This New York Times article by Kevin Sack outlines the key findings by experts at the Health Privacy Sumit: There are SERIOUS flaws in electronic health records when it comes to privacy, and these need to be addressed NOW.
“A medical privacy breach led to the public posting on a commercial Web site of data for 20,000 emergency room patients at Stanford Hospital in Palo Alto, Calif., including names and diagnosis codes, the hospital has confirmed. The information stayed online for nearly a year.

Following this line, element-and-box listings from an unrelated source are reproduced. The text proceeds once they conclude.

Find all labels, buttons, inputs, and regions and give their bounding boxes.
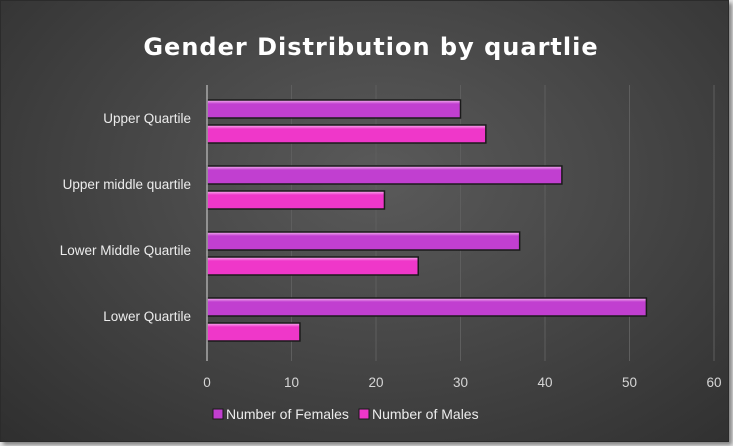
category-label: Upper middle quartile [63,177,191,192]
bar-females [206,231,521,251]
bar-males [206,256,419,276]
legend-swatch [212,408,224,420]
bar-males [206,322,301,342]
category-label: Lower Middle Quartile [60,243,191,258]
bar-males [206,190,386,210]
chart-title: Gender Distribution by quartlie [143,33,598,61]
bar-males [206,124,487,144]
bar-females [206,99,462,119]
legend-label: Number of Females [226,406,349,422]
bars [206,99,648,342]
x-tick-label: 10 [284,375,299,390]
x-tick-label: 50 [622,375,637,390]
x-tick-labels: 0 10 20 30 40 50 60 [203,375,721,390]
bar-females [206,297,648,317]
x-tick-label: 30 [453,375,468,390]
legend: Number of Females Number of Males [212,406,479,422]
bar-females [206,165,563,185]
legend-label: Number of Males [372,406,479,422]
x-tick-label: 0 [203,375,211,390]
category-label: Upper Quartile [103,111,191,126]
x-tick-label: 60 [706,375,721,390]
category-labels: Upper Quartile Upper middle quartile Lower… [60,111,191,324]
legend-swatch [358,408,370,420]
x-tick-label: 40 [537,375,552,390]
category-label: Lower Quartile [103,309,191,324]
x-tick-label: 20 [368,375,383,390]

Since discovering the breach last month, the hospital has been investigating how a detailed spreadsheet made its way from one of its vendors, a billing contractor identified as Multi-Specialty Collection Services, to a Web site called Student of Fortune, which allows students to solicit paid assistance with their schoolwork.
Gary Migdol, a spokesman for Stanford Hospital and Clinics, said the spreadsheet first appeared on the site on Sept. 9, 2010, as an attachment to a question about how to convert the data into a bar graph.
Although medical security breaches are not uncommon, the Stanford breach was notable for the length of time that the data remained publicly available without detection.
Even as government regulators strengthen oversight by requiring public reporting of breaches and imposing heavy fines, experts on medical security said the Stanford breach spotlighted the persistent vulnerability posed by legions of outside contractors that gain access to private data.”